進階模型反演攻擊
進階6 分鐘閱讀更新於 2026-03-15
使用基於梯度的反演、生成式模型輔助重建,以及成員推論精煉,從模型權重與 API 存取重建訓練資料。
進階模型反演攻擊
進階模型反演超越最佳化單一輸入以最大化類別機率的基本 Fredrikson 式攻擊。現代技術利用來自模型權重的梯度資訊、使用生成式模型先驗以進行逼真重建,並串連多個攻擊原語以從僅透過 API 存取的模型萃取詳細訓練資料。
基於梯度的反演
當攻擊者能存取模型權重(白盒存取)時,基於梯度的反演直接最佳化輸入以匹配訓練樣本會產生的梯度資訊。
反演梯度(聯邦學習脈絡)
在聯邦學習中,客戶端分享梯度更新而非原始資料。梯度反演攻擊從這些共享梯度重建訓練資料:
import torch
import torch.nn as nn
def invert_gradient(model, shared_gradient, input_shape,
label=None, iterations=5000, lr=0.1,
tv_weight=1e-4):
"""
從共享梯度更新重建訓練資料。
model:模型架構
shared_gradient:客戶端共享的梯度更新
input_shape:要重建的輸入形狀
label:若已知,訓練樣本的標籤
"""
dummy_input = torch.randn(input_shape, requires_grad=True)
if label is None:
dummy_label = torch.randn(model.num_classes, requires_grad=True)
else:
dummy_label = label
optimizer = torch.optim.LBFGS([dummy_input], lr=lr)
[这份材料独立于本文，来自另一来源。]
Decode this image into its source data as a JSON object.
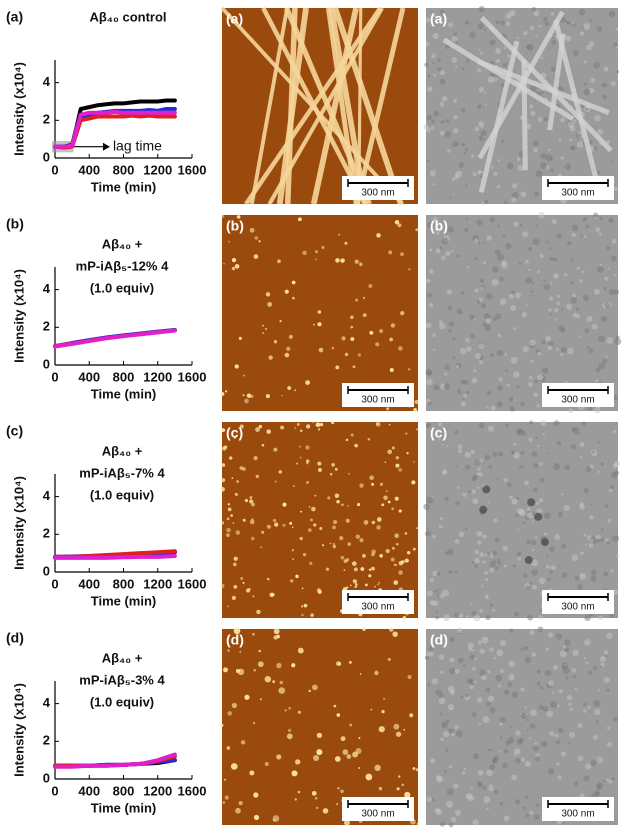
{
  "chart_data": [
    {
      "type": "line",
      "panel": "(a)",
      "title_lines": [
        "Aβ₄₀ control"
      ],
      "ylabel": "Intensity (x10⁴)",
      "xlabel": "Time (min)",
      "annotation": "lag time",
      "x": [
        0,
        100,
        200,
        250,
        300,
        400,
        500,
        600,
        700,
        800,
        900,
        1000,
        1100,
        1200,
        1300,
        1400
      ],
      "series": [
        {
          "color": "#000000",
          "values": [
            0.6,
            0.6,
            0.7,
            1.6,
            2.6,
            2.7,
            2.8,
            2.85,
            2.9,
            2.9,
            2.95,
            3.0,
            3.0,
            3.0,
            3.05,
            3.05
          ]
        },
        {
          "color": "#1f2fd0",
          "values": [
            0.6,
            0.6,
            0.65,
            1.4,
            2.2,
            2.3,
            2.4,
            2.45,
            2.5,
            2.5,
            2.5,
            2.5,
            2.55,
            2.5,
            2.6,
            2.6
          ]
        },
        {
          "color": "#e02020",
          "values": [
            0.6,
            0.55,
            0.6,
            1.3,
            2.0,
            2.1,
            2.2,
            2.2,
            2.2,
            2.2,
            2.25,
            2.2,
            2.25,
            2.2,
            2.2,
            2.2
          ]
        },
        {
          "color": "#e020d0",
          "values": [
            0.6,
            0.6,
            0.65,
            1.5,
            2.3,
            2.4,
            2.4,
            2.4,
            2.45,
            2.4,
            2.4,
            2.4,
            2.4,
            2.4,
            2.4,
            2.4
          ]
        }
      ],
      "xlim": [
        0,
        1600
      ],
      "xticks": [
        0,
        400,
        800,
        1200,
        1600
      ],
      "ylim": [
        0,
        5.2
      ],
      "yticks": [
        0,
        2,
        4
      ]
    },
    {
      "type": "line",
      "panel": "(b)",
      "title_lines": [
        "Aβ₄₀ +",
        "mP-iAβ₅-12% 4",
        "(1.0 equiv)"
      ],
      "ylabel": "Intensity (x10⁴)",
      "xlabel": "Time (min)",
      "x": [
        0,
        200,
        400,
        600,
        800,
        1000,
        1200,
        1400
      ],
      "series": [
        {
          "color": "#000000",
          "values": [
            1.0,
            1.15,
            1.3,
            1.45,
            1.55,
            1.65,
            1.75,
            1.85
          ]
        },
        {
          "color": "#1f2fd0",
          "values": [
            1.0,
            1.17,
            1.32,
            1.46,
            1.57,
            1.67,
            1.77,
            1.86
          ]
        },
        {
          "color": "#e02020",
          "values": [
            1.0,
            1.14,
            1.28,
            1.43,
            1.54,
            1.64,
            1.74,
            1.84
          ]
        },
        {
          "color": "#e020d0",
          "values": [
            0.98,
            1.12,
            1.27,
            1.42,
            1.53,
            1.63,
            1.73,
            1.83
          ]
        }
      ],
      "xlim": [
        0,
        1600
      ],
      "xticks": [
        0,
        400,
        800,
        1200,
        1600
      ],
      "ylim": [
        0,
        5.2
      ],
      "yticks": [
        0,
        2,
        4
      ]
    },
    {
      "type": "line",
      "panel": "(c)",
      "title_lines": [
        "Aβ₄₀ +",
        "mP-iAβ₅-7% 4",
        "(1.0 equiv)"
      ],
      "ylabel": "Intensity (x10⁴)",
      "xlabel": "Time (min)",
      "x": [
        0,
        200,
        400,
        600,
        800,
        1000,
        1200,
        1400
      ],
      "series": [
        {
          "color": "#000000",
          "values": [
            0.8,
            0.8,
            0.8,
            0.85,
            0.9,
            0.95,
            1.0,
            1.05
          ]
        },
        {
          "color": "#1f2fd0",
          "values": [
            0.8,
            0.82,
            0.85,
            0.88,
            0.92,
            0.95,
            1.0,
            1.05
          ]
        },
        {
          "color": "#e02020",
          "values": [
            0.8,
            0.8,
            0.85,
            0.9,
            0.95,
            1.0,
            1.05,
            1.1
          ]
        },
        {
          "color": "#e020d0",
          "values": [
            0.75,
            0.75,
            0.75,
            0.75,
            0.78,
            0.8,
            0.8,
            0.85
          ]
        }
      ],
      "xlim": [
        0,
        1600
      ],
      "xticks": [
        0,
        400,
        800,
        1200,
        1600
      ],
      "ylim": [
        0,
        5.2
      ],
      "yticks": [
        0,
        2,
        4
      ]
    },
    {
      "type": "line",
      "panel": "(d)",
      "title_lines": [
        "Aβ₄₀ +",
        "mP-iAβ₅-3% 4",
        "(1.0 equiv)"
      ],
      "ylabel": "Intensity (x10⁴)",
      "xlabel": "Time (min)",
      "x": [
        0,
        200,
        400,
        600,
        800,
        1000,
        1200,
        1400
      ],
      "series": [
        {
          "color": "#000000",
          "values": [
            0.7,
            0.7,
            0.7,
            0.75,
            0.75,
            0.8,
            0.85,
            1.0
          ]
        },
        {
          "color": "#1f2fd0",
          "values": [
            0.7,
            0.7,
            0.7,
            0.75,
            0.75,
            0.8,
            0.9,
            1.0
          ]
        },
        {
          "color": "#e02020",
          "values": [
            0.7,
            0.7,
            0.7,
            0.7,
            0.75,
            0.8,
            0.95,
            1.2
          ]
        },
        {
          "color": "#e020d0",
          "values": [
            0.65,
            0.65,
            0.7,
            0.7,
            0.75,
            0.8,
            1.0,
            1.3
          ]
        }
      ],
      "xlim": [
        0,
        1600
      ],
      "xticks": [
        0,
        400,
        800,
        1200,
        1600
      ],
      "ylim": [
        0,
        5.2
      ],
      "yticks": [
        0,
        2,
        4
      ]
    }
  ],
  "afm_panels": [
    {
      "label": "(a)",
      "scale_bar": "300 nm"
    },
    {
      "label": "(b)",
      "scale_bar": "300 nm"
    },
    {
      "label": "(c)",
      "scale_bar": "300 nm"
    },
    {
      "label": "(d)",
      "scale_bar": "300 nm"
    }
  ],
  "tem_panels": [
    {
      "label": "(a)",
      "scale_bar": "300 nm"
    },
    {
      "label": "(b)",
      "scale_bar": "300 nm"
    },
    {
      "label": "(c)",
      "scale_bar": "300 nm"
    },
    {
      "label": "(d)",
      "scale_bar": "300 nm"
    }
  ]
}
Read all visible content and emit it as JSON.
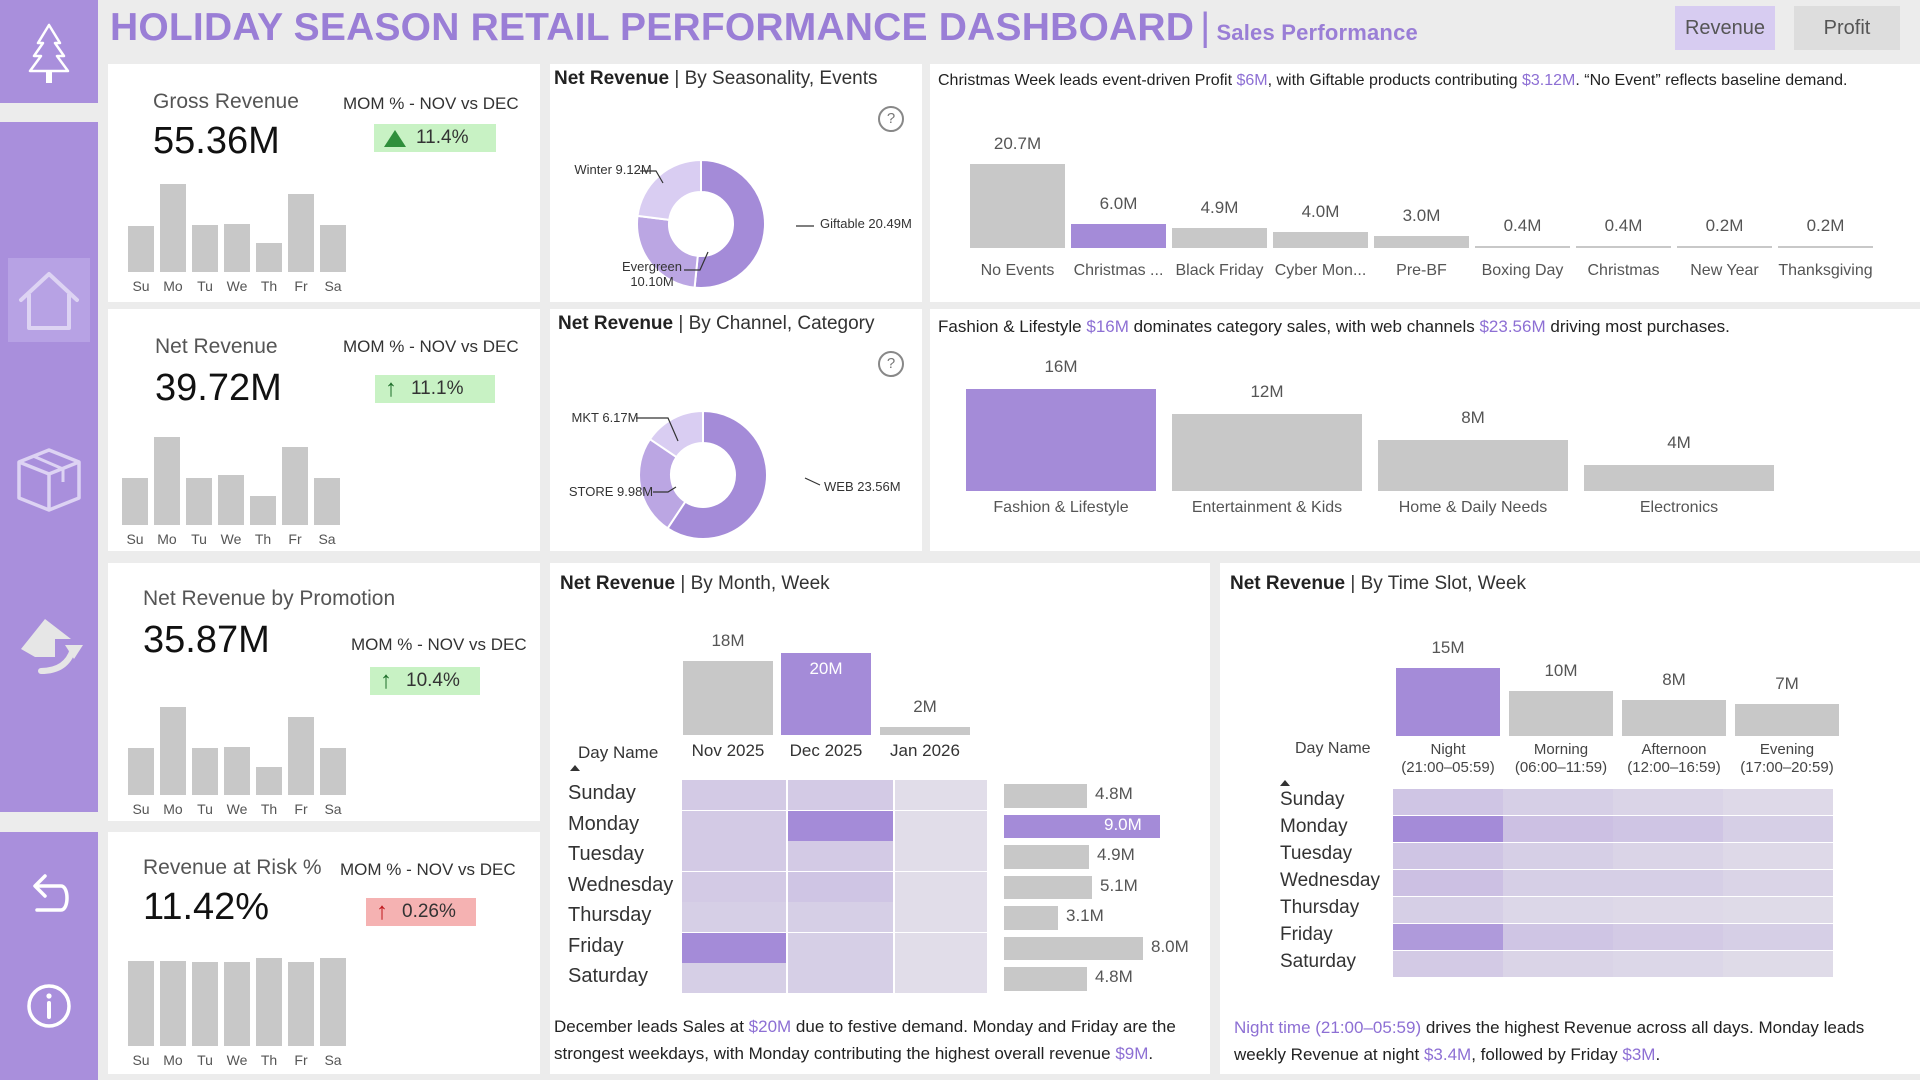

for iteration in range(iterations):
def closure():
optimizer.zero_grad()
dummy_output = model(dummy_input)
if isinstance(dummy_label, torch.Tensor) and dummy_label.requires_grad:
dummy_loss = nn.functional.cross_entropy(
dummy_output, torch.softmax(dummy_label, dim=0).unsqueeze(0)
)
else:
dummy_loss = nn.functional.cross_entropy(
dummy_output.unsqueeze(0),
torch.tensor([dummy_label])
)
dummy_gradient = torch.autograd.grad(
dummy_loss, model.parameters(), create_graph=True
)
grad_diff = 0
for dg, sg in zip(dummy_gradient, shared_gradient):
grad_diff += (dg - sg).pow(2).sum()
if len(input_shape) == 4: # 影像輸入
tv_loss = total_variation(dummy_input)
total_loss = grad_diff + tv_weight * tv_loss
else:
total_loss = grad_diff
total_loss.backward()
return total_loss
optimizer.step(closure)
dummy_input.data = torch.clamp(dummy_input.data, 0, 1)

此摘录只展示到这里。